Les « erreurs de reconstruction ». Cette théorie, développée récemment par Wang et

al., (2009) est légèrement différente de la précédente. Une erreur de reconstruction peut modifier la structure d’une molécule (protéine ou acides nucléiques) ayant subi des dommages liés à un facteur de stress, ce qui conduit au final à une dénaturation de cette molécule avec des répercussions sur la cellule. La nuance entre « dommage cellulaire » et « erreur de reconstruction » est primordiale à la compréhension des mécanismes cellulaires du vieillissement. Les dommages étant la cause du vieillissement alors que les erreurs de reconstruction en seraient la conséquence. Les erreurs de reconstruction seraient inévitables lorsque les dommages cellulaires sont trop fréquents et/ou trop importants. L’erreur de reconstruction est irréversible, aucune réparation ne peut la modifier et elle persiste au sein de la cellule jusqu’à ce que la cellule meure par accumulation de ces erreurs (apoptose). Ainsi, selon cette théorie, ce ne sont pas les dommages cellulaires qui s’accumulent au cours du vieillissement mais plutôt les erreurs de reconstruction.

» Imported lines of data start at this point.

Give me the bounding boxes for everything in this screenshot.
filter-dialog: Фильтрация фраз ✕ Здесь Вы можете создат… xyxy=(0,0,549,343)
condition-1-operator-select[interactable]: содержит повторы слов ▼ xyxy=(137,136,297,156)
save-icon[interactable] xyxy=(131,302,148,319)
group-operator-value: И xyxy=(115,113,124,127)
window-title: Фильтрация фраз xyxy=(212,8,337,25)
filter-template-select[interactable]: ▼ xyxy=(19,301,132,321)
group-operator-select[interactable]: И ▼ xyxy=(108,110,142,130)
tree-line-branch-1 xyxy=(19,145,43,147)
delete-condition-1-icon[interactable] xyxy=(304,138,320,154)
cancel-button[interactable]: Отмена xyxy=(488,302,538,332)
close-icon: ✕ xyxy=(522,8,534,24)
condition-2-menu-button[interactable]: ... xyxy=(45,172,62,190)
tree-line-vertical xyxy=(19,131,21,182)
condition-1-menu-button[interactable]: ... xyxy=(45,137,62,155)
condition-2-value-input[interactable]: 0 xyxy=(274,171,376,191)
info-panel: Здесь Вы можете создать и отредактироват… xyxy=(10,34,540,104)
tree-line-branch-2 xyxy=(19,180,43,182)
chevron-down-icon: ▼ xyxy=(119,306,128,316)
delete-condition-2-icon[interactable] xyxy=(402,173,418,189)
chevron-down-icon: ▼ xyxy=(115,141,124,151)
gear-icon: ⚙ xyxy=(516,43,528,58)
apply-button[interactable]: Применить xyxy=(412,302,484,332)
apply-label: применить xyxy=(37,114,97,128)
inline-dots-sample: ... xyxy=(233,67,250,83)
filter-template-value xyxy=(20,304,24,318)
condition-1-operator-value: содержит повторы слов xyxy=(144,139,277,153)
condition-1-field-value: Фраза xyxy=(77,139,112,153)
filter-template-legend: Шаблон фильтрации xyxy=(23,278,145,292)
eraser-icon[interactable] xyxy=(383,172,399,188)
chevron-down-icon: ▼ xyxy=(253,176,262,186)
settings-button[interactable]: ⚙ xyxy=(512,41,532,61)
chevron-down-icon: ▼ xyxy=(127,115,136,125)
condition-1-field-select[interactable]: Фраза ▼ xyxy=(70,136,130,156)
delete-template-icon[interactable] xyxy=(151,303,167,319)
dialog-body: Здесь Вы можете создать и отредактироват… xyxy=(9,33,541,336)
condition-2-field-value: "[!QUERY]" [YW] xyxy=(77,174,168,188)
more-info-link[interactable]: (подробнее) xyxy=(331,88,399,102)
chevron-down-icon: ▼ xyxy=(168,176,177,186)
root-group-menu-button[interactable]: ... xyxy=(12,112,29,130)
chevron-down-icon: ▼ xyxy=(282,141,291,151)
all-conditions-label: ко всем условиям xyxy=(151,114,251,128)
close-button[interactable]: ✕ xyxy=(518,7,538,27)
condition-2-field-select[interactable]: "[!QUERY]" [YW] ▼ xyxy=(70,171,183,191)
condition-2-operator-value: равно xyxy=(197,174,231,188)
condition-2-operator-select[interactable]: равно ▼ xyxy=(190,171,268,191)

La glycation non enzymatique protéique. Certaines protéines subissent des

modifications au contact du glucose. Le glucose réagit spontanément (sans l’intervention d’enzymes) avec les groupements -NH des acides aminés, ce qui engendre des produits terminaux de la glycation, appelés « produits AGE » (Advanced Glycation End products). Les

protéines de la matrice extracellulaire, dont la durée de vie dans l’organisme est très longue, sont extrêmement exposées et sujettes à ce phénomène. La glycation modifie les propriétés de ces protéines, les rendant plus résistantes à la protéolyse (dégradation enzymatique des protéines) et empêchant leur renouvellement. De plus, les AGE induisent la formation de pontages moléculaires entre les fibres de collagène, rendant les membranes plus rigides et moins solubles. Les AGE pourraient avoir une action pro-inflammatoire en se liant aux récepteurs spécifiques des macrophages et des cellules endothéliales ou en induisant la sécrétion de cytokines pro-inflammatoires et/ou de facteurs de croissance. L’importance de la glycation des protéines, exacerbée dans le cadre de certaines pathologies comme le diabète de type II, a été soulignée par l’effet de médicaments inhibiteurs de la glycation se traduisant par un ralentissement du vieillissement de certaines fonctions chez des modèles animaux expérimentaux (Grillo et Colombatto, 2008).